Zelmar Vedder

Profile
- Position: Cornerback

Personal information
- Born: November 9, 2002 (age 23)
- Listed height: 6 ft 3 in (1.91 m)
- Listed weight: 195 lb (88 kg)

Career information
- High school: East Union (Manteca, California)
- College: Modesto JC (2021) Sacramento State (2022–2024) Houston (2025)
- NFL draft: 2026: undrafted

Career history
- Kansas City Chiefs (2026)*;
- * Offseason or practice squad member only

= Zelmar Vedder =

American football player (born 2002)

Zelmar "Z" Vedder (born November 9, 2002) is an American professional football cornerback. He played college football for the Modesto Pirates, Sacramento State Hornets, and Houston Cougars.

==Early life==
Vedder was born as one of two children to Yolanda Dixon. His father David Vedder played college football at Temple (1982-1986). Vedder's older brother Christopher played college football for San Jose State from 2004-2006 before playing professionally for the Miami Dolphins from 2006-2008 and San Jose SaberCats from 2008-2011. Standing tall and weighing 175 lb, Vedder was a two-sport athlete in high school, playing both point guard and shooting guard positions for the East Union Lancers basketball team.
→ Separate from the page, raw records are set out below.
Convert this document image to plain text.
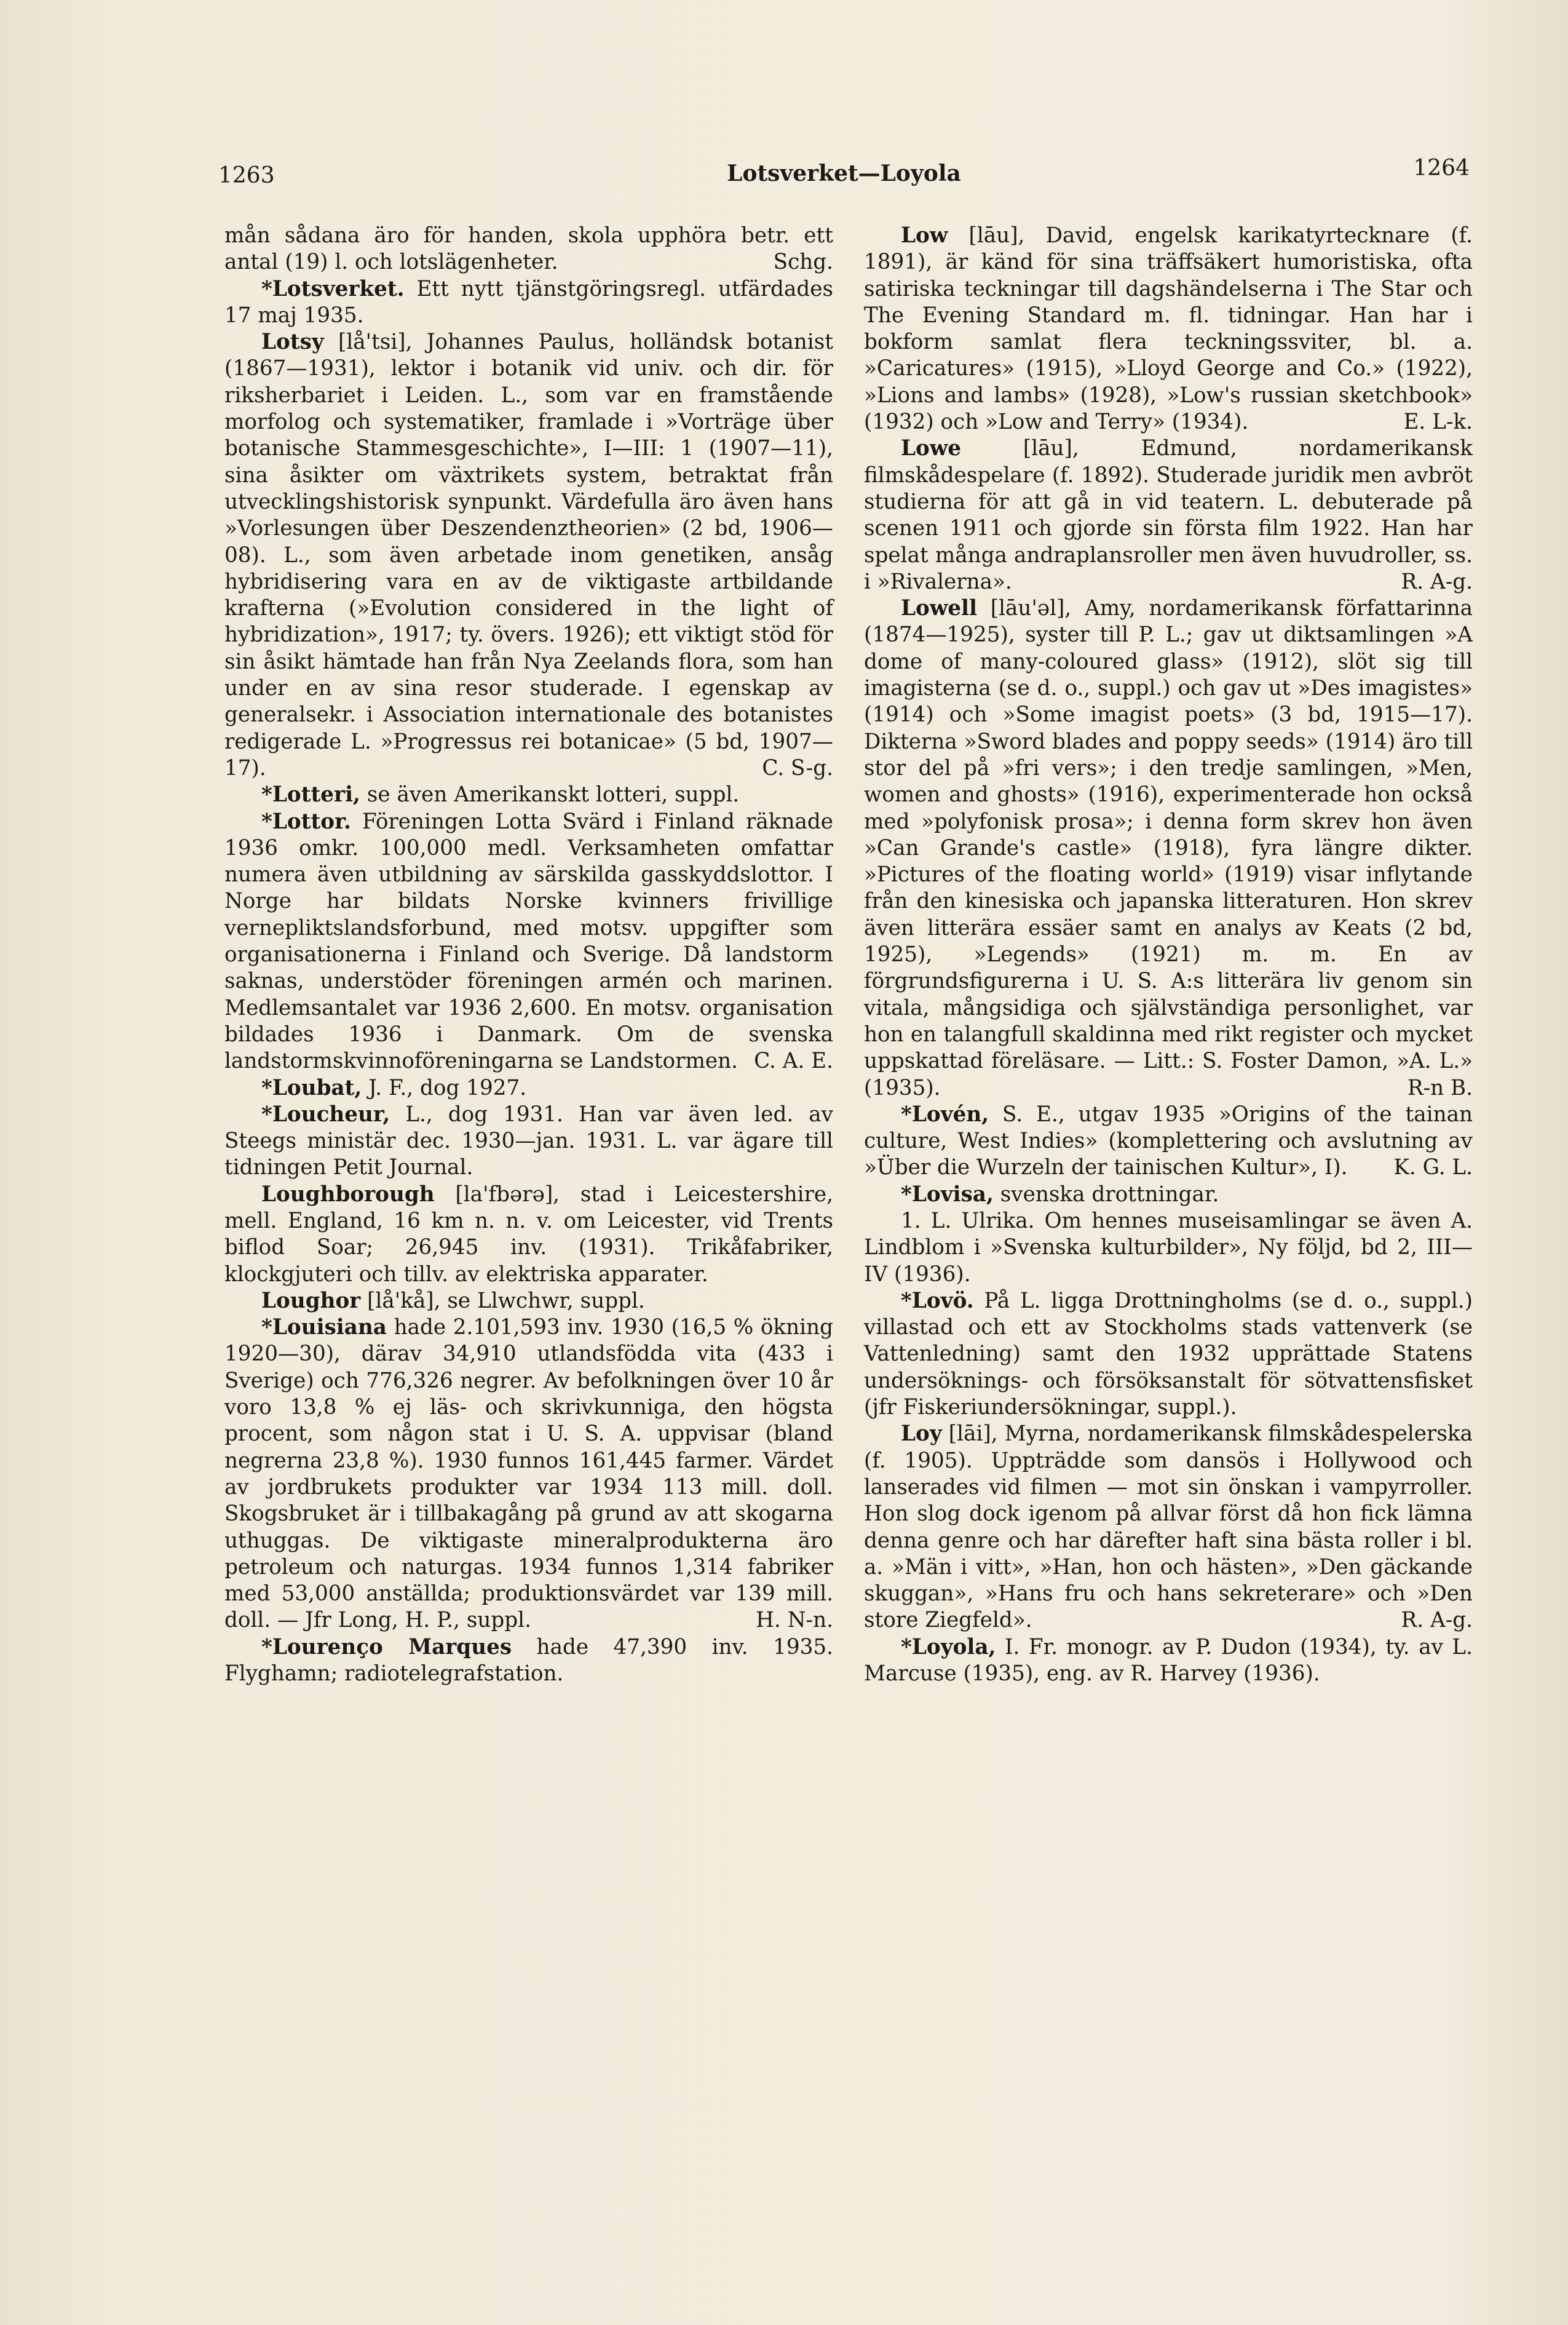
1263	Lotsverket—Loyola	1264

mån sådana äro för handen, skola upphöra betr. ett antal (19) l. och lotslägenheter.	Schg.

*Lotsverket. Ett nytt tjänstgöringsregl. utfärdades 17 maj 1935.

Lotsy [lå'tsi], Johannes Paulus, holländsk botanist (1867—1931), lektor i botanik vid univ. och dir. för riksherbariet i Leiden. L., som var en framstående morfolog och systematiker, framlade i »Vorträge über botanische Stammesgeschichte», I—III: 1 (1907—11), sina åsikter om växtrikets system, betraktat från utvecklingshistorisk synpunkt. Värdefulla äro även hans »Vorlesungen über Deszendenztheorien» (2 bd, 1906—08). L., som även arbetade inom genetiken, ansåg hybridisering vara en av de viktigaste artbildande krafterna (»Evolution considered in the light of hybridization», 1917; ty. övers. 1926); ett viktigt stöd för sin åsikt hämtade han från Nya Zeelands flora, som han under en av sina resor studerade. I egenskap av generalsekr. i Association internationale des botanistes redigerade L. »Progressus rei botanicae» (5 bd, 1907—17).	C. S-g.

*Lotteri, se även Amerikanskt lotteri, suppl.

*Lottor. Föreningen Lotta Svärd i Finland räknade 1936 omkr. 100,000 medl. Verksamheten omfattar numera även utbildning av särskilda gasskyddslottor. I Norge har bildats Norske kvinners frivillige vernepliktslandsforbund, med motsv. uppgifter som organisationerna i Finland och Sverige. Då landstorm saknas, understöder föreningen armén och marinen. Medlemsantalet var 1936 2,600. En motsv. organisation bildades 1936 i Danmark. Om de svenska landstormskvinnoföreningarna se Landstormen. C. A. E.

*Loubat, J. F., dog 1927.

*Loucheur, L., dog 1931. Han var även led. av Steegs ministär dec. 1930—jan. 1931. L. var ägare till tidningen Petit Journal.

Loughborough [la'fbərə], stad i Leicestershire, mell. England, 16 km n. n. v. om Leicester, vid Trents biflod Soar; 26,945 inv. (1931). Trikåfabriker, klockgjuteri och tillv. av elektriska apparater.

Loughor [lå'kå], se Llwchwr, suppl.

*Louisiana hade 2.101,593 inv. 1930 (16,5 % ökning 1920—30), därav 34,910 utlandsfödda vita (433 i Sverige) och 776,326 negrer. Av befolkningen över 10 år voro 13,8 % ej läs- och skrivkunniga, den högsta procent, som någon stat i U. S. A. uppvisar (bland negrerna 23,8 %). 1930 funnos 161,445 farmer. Värdet av jordbrukets produkter var 1934 113 mill. doll. Skogsbruket är i tillbakagång på grund av att skogarna uthuggas. De viktigaste mineralprodukterna äro petroleum och naturgas. 1934 funnos 1,314 fabriker med 53,000 anställda; produktionsvärdet var 139 mill. doll. — Jfr Long, H. P., suppl.	H. N-n.

*Lourenço Marques hade 47,390 inv. 1935. Flyghamn; radiotelegrafstation.

Low [lāu], David, engelsk karikatyrtecknare (f. 1891), är känd för sina träffsäkert humoristiska, ofta satiriska teckningar till dagshändelserna i The Star och The Evening Standard m. fl. tidningar. Han har i bokform samlat flera teckningssviter, bl. a. »Caricatures» (1915), »Lloyd George and Co.» (1922), »Lions and lambs» (1928), »Low's russian sketchbook» (1932) och »Low and Terry» (1934).	E. L-k.

Lowe	[lāu], Edmund, nordamerikansk filmskådespelare (f. 1892). Studerade juridik men avbröt studierna för att gå in vid teatern. L. debuterade på scenen 1911 och gjorde sin första film 1922. Han har spelat många andraplansroller men även huvudroller, ss. i »Rivalerna».	R. A-g.

Lowell [lāu'əl], Amy, nordamerikansk författarinna (1874—1925), syster till P. L.; gav ut diktsamlingen »A dome of many-coloured glass» (1912), slöt sig till imagisterna (se d. o., suppl.) och gav ut »Des imagistes» (1914) och »Some imagist poets» (3 bd, 1915—17). Dikterna »Sword blades and poppy seeds» (1914) äro till stor del på »fri vers»; i den tredje samlingen, »Men, women and ghosts» (1916), experimenterade hon också med »polyfonisk prosa»; i denna form skrev hon även »Can Grande's castle» (1918), fyra längre dikter. »Pictures of the floating world» (1919) visar inflytande från den kinesiska och japanska litteraturen. Hon skrev även litterära essäer samt en analys av Keats (2 bd, 1925), »Legends» (1921) m. m. En av förgrundsfigurerna i U. S. A:s litterära liv genom sin vitala, mångsidiga och självständiga personlighet, var hon en talangfull skaldinna med rikt register och mycket uppskattad föreläsare. — Litt.: S. Foster Damon, »A. L.» (1935).	R-n B.

*Lovén, S. E., utgav 1935 »Origins of the tainan culture, West Indies» (komplettering och avslutning av »Über die Wurzeln der tainischen Kultur», I). K. G. L.

*Lovisa, svenska drottningar.

1. L. Ulrika. Om hennes museisamlingar se även A. Lindblom i »Svenska kulturbilder», Ny följd, bd 2, III—IV (1936).

*Lovö. På L. ligga Drottningholms (se d. o., suppl.) villastad och ett av Stockholms stads vattenverk (se Vattenledning) samt den 1932 upprättade Statens undersöknings- och försöksanstalt för sötvattensfisket (jfr Fiskeriundersökningar, suppl.).

Loy [lāi], Myrna, nordamerikansk filmskådespelerska (f. 1905). Uppträdde som dansös i Hollywood och lanserades vid filmen — mot sin önskan i vampyrroller. Hon slog dock igenom på allvar först då hon fick lämna denna genre och har därefter haft sina bästa roller i bl. a. »Män i vitt», »Han, hon och hästen», »Den gäckande skuggan», »Hans fru och hans sekreterare» och »Den store Ziegfeld».	R. A-g.

*Loyola, I. Fr. monogr. av P. Dudon (1934), ty. av L. Marcuse (1935), eng. av R. Harvey (1936).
On the East Union Lancers football team, Vedder played cornerback, slotback and wide receiver. He earned All-Valley Oak League honors and was named the team Most Valuable Player. He graduated in 2021.

==College career==
===Modesto Junior College===
Vedder enrolled at Modesto Junior College where he aided the Pirates football team in finishing the 2021 season with an 8-3 record.

===Sacramento State===
In 2022, Vedder transferred to Sacramento State where he redshirted the season to recover from a knee injury. He joined the field as a cornerback with the Hornets in all 13 games of the 2023 season. He finished his debut season with two starts, 14 total tackles, including nine solos, and one pass breakup. During the 2024 season, Vedder started 10 of 11 games finishing with 44 total tackles, including 33 solos, one forced fumble, one interception and eight pass breakups. While at Sacramento, he majored in communications.

===Houston===
Vedder transferred to the University of Houston where he played his senior season. He joined the Houston Cougars as a defensive back for the 2025 season. After playing in all 13 games, Vedder finished third on the team with seven pass breakups and was named part of the Academic All-Big 12 Team.

==Professional career==

Vedder signed with the Kansas City Chiefs as an undrafted free agent following the 2026 NFL draft. On August 30, 2026, he was waived as part of final roster cuts.

Pre-draft measurables
| Height | Weight | Arm length | Hand span | Wingspan | 40-yard dash | 10-yard split | 20-yard split | 20-yard shuttle | Three-cone drill | Vertical jump | Broad jump | Bench press |
| 6 ft 0+1⁄2 in (1.84 m) | 192 lb (87 kg) | 31+3⁄4 in (0.81 m) | 9+1⁄2 in (0.24 m) | 6 ft 5+5⁄8 in (1.97 m) | 4.51 s | 1.57 s | 2.56 s | 4.19 s | 6.90 s | 39.5 in (1.00 m) | 10 ft 10 in (3.30 m) | 10 reps |
All values from Pro Day

==Personal life==
Vedders enjoys bowling, playing video games and content creation.